By the mid 1970's, the MODCOMP IV minicomputer incorporated a 4x4 crossbar switch (again with a 16-bit data path and an 18-bit address), but this time, the primary goal was to support a single pipelined processor, using one memory port for the instruction fetch stage of the pipeline and one memory port for loading or storing operands. The other two memory ports were usually used for DMA coprocessors, but a second processor could be connected, in theory.

The MODCOMP IV provides a useul example of the considerations that are involved in hooking a pipelined machine to a multiport memory:

      _________________________       ______________
     |   ___________________   |     |              |
     |  | Instruction Fetch |========|              |
     |  |___________________|  |     |              |
CPU  |   __|_____________|__   |     |              |
     |  |      Execute      |========|  Multiport   |
     |  |___________________|  |     |    Memory    |
     |_________________________|     |              |
         ___________________         |   (4 by 4    |
        |  DMA coprocessor  |========|   crossbar   |
        |___________________|        |  + memory)   |
         ___________________         |              |
        |  DMA coprocessor  |========|              |
        |___________________|        |______________|

Which of the memory ports in this system should have priority, or should we use a round-robin scheme where priority rotates from port to port with use?

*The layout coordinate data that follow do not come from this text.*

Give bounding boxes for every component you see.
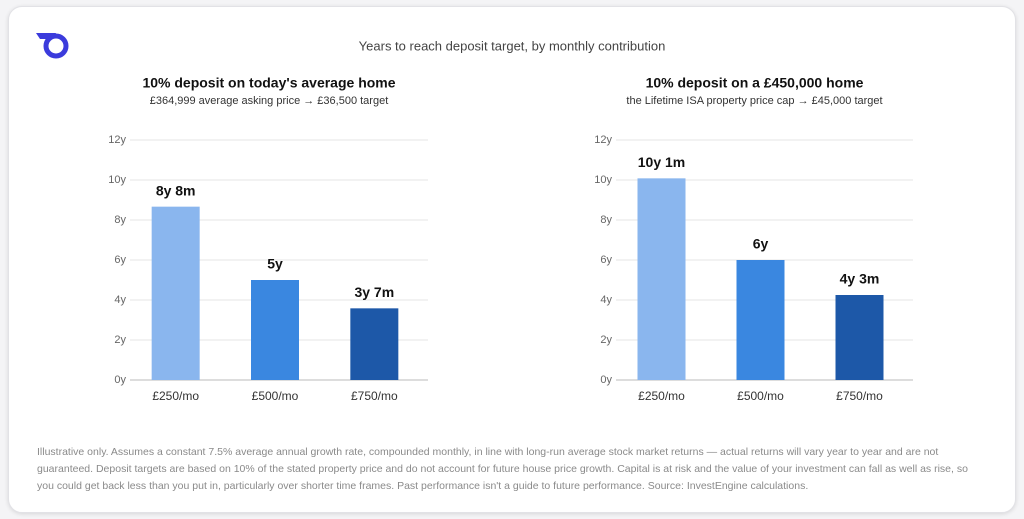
x-tick-label: £250/mo bbox=[152, 389, 199, 403]
bar bbox=[736, 260, 785, 380]
bar bbox=[350, 308, 399, 380]
y-tick-label: 2y bbox=[114, 334, 126, 346]
y-tick-label: 12y bbox=[108, 134, 126, 146]
chart-title: 10% deposit on today's average home bbox=[142, 75, 395, 91]
y-tick-label: 10y bbox=[594, 174, 612, 186]
value-label: 6y bbox=[753, 236, 769, 252]
bar bbox=[251, 280, 299, 380]
y-tick-label: 8y bbox=[600, 214, 612, 226]
bar bbox=[835, 295, 884, 380]
x-tick-label: £500/mo bbox=[737, 389, 784, 403]
y-tick-label: 10y bbox=[108, 174, 126, 186]
y-tick-label: 12y bbox=[594, 134, 612, 146]
value-label: 10y 1m bbox=[638, 154, 685, 170]
bar bbox=[637, 178, 686, 380]
value-label: 3y 7m bbox=[354, 284, 394, 300]
y-tick-label: 0y bbox=[114, 374, 126, 386]
y-tick-label: 6y bbox=[600, 254, 612, 266]
value-label: 5y bbox=[267, 256, 283, 272]
page-title: Years to reach deposit target, by monthl… bbox=[359, 38, 666, 53]
footnote: Illustrative only. Assumes a constant 7.… bbox=[37, 446, 968, 492]
x-tick-label: £250/mo bbox=[638, 389, 685, 403]
x-tick-label: £750/mo bbox=[836, 389, 883, 403]
bar bbox=[151, 206, 200, 380]
y-tick-label: 8y bbox=[114, 214, 126, 226]
x-tick-label: £500/mo bbox=[252, 389, 299, 403]
chart-subtitle: the Lifetime ISA property price cap → £4… bbox=[626, 95, 882, 107]
chart-title: 10% deposit on a £450,000 home bbox=[646, 75, 864, 91]
logo bbox=[36, 33, 69, 59]
chart-subtitle: £364,999 average asking price → £36,500 … bbox=[150, 95, 389, 107]
value-label: 4y 3m bbox=[840, 271, 880, 287]
y-tick-label: 4y bbox=[114, 294, 126, 306]
y-tick-label: 4y bbox=[600, 294, 612, 306]
value-label: 8y 8m bbox=[156, 182, 196, 198]
y-tick-label: 2y bbox=[600, 334, 612, 346]
x-tick-label: £750/mo bbox=[351, 389, 398, 403]
y-tick-label: 6y bbox=[114, 254, 126, 266]
y-tick-label: 0y bbox=[600, 374, 612, 386]
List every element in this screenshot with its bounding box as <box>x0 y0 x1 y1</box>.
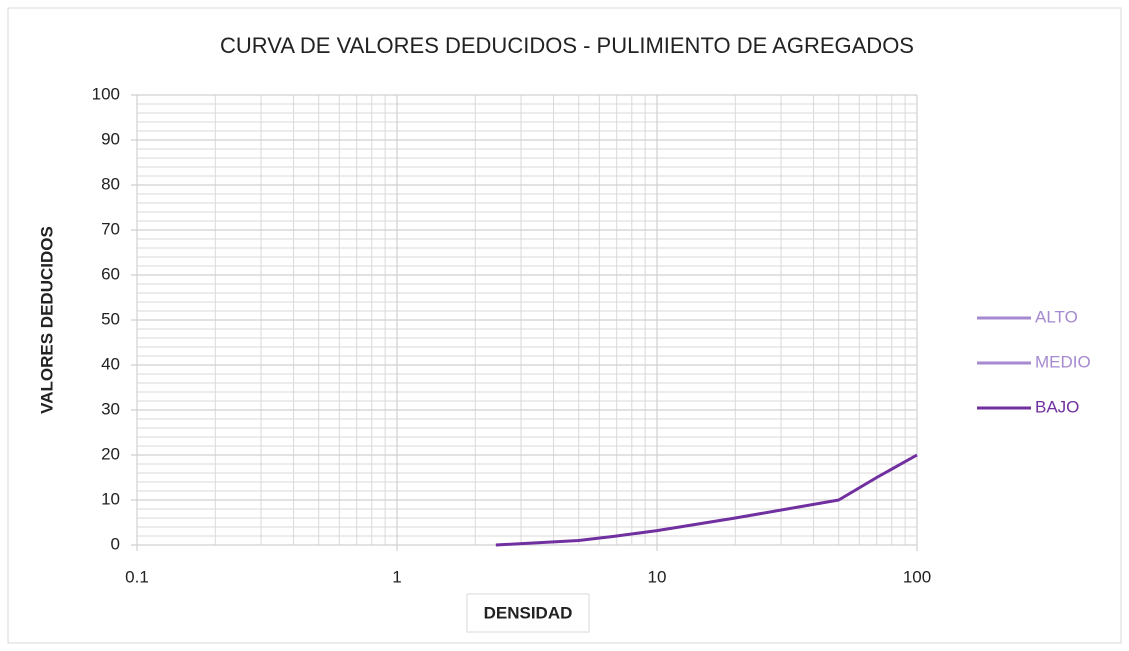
legend-label: BAJO <box>1035 397 1079 416</box>
chart-frame <box>7 7 1122 644</box>
x-tick-label: 0.1 <box>125 567 149 586</box>
y-tick-label: 50 <box>101 309 120 328</box>
y-tick-label: 60 <box>101 264 120 283</box>
y-tick-label: 80 <box>101 174 120 193</box>
x-label-box <box>466 593 590 633</box>
x-tick-label: 10 <box>648 567 667 586</box>
y-tick-label: 40 <box>101 354 120 373</box>
y-tick-label: 70 <box>101 219 120 238</box>
legend-label: ALTO <box>1035 307 1078 326</box>
y-tick-label: 10 <box>101 489 120 508</box>
y-tick-label: 90 <box>101 129 120 148</box>
x-tick-label: 1 <box>392 567 401 586</box>
y-tick-label: 100 <box>92 84 120 103</box>
y-tick-label: 30 <box>101 399 120 418</box>
chart-title: CURVA DE VALORES DEDUCIDOS - PULIMIENTO … <box>220 33 914 58</box>
y-tick-label: 0 <box>111 534 120 553</box>
x-tick-label: 100 <box>903 567 931 586</box>
legend-label: MEDIO <box>1035 352 1091 371</box>
series-line <box>495 453 918 547</box>
x-axis-label: DENSIDAD <box>484 603 573 622</box>
y-tick-label: 20 <box>101 444 120 463</box>
y-axis-label: VALORES DEDUCIDOS <box>37 226 56 414</box>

Part of the answer comes from our earlier comments about DMA processors sharing a single bus with the CPU. In that case, we said that the DMA processor needed priority over the CPU. This remains true here! If the DMA processor is handling data transfers from a peripheral, the CPU can wait. If the CPU took priority, there is a possibility that data from the peripheral would be lost and the input-output operation would fail.

But what about the two memory ports used by the CPU itself? Does the instruction fetch stage have priority over the operate stage or visa versa. The answer comes from the nature of stalls in a pipelined system. If the instruction fetch stage stalls, bubbles are introduced in the pipe and later stages can continue to operate, but if some operate stage stalls, the instruction fetch stage is blocked. Therefore, operand fetch and store must take priority over instruction fetch in this model! As a result, the highest priority port to the crossbar switch in the diagram above is the bottom port, and the top port has the lowest priority.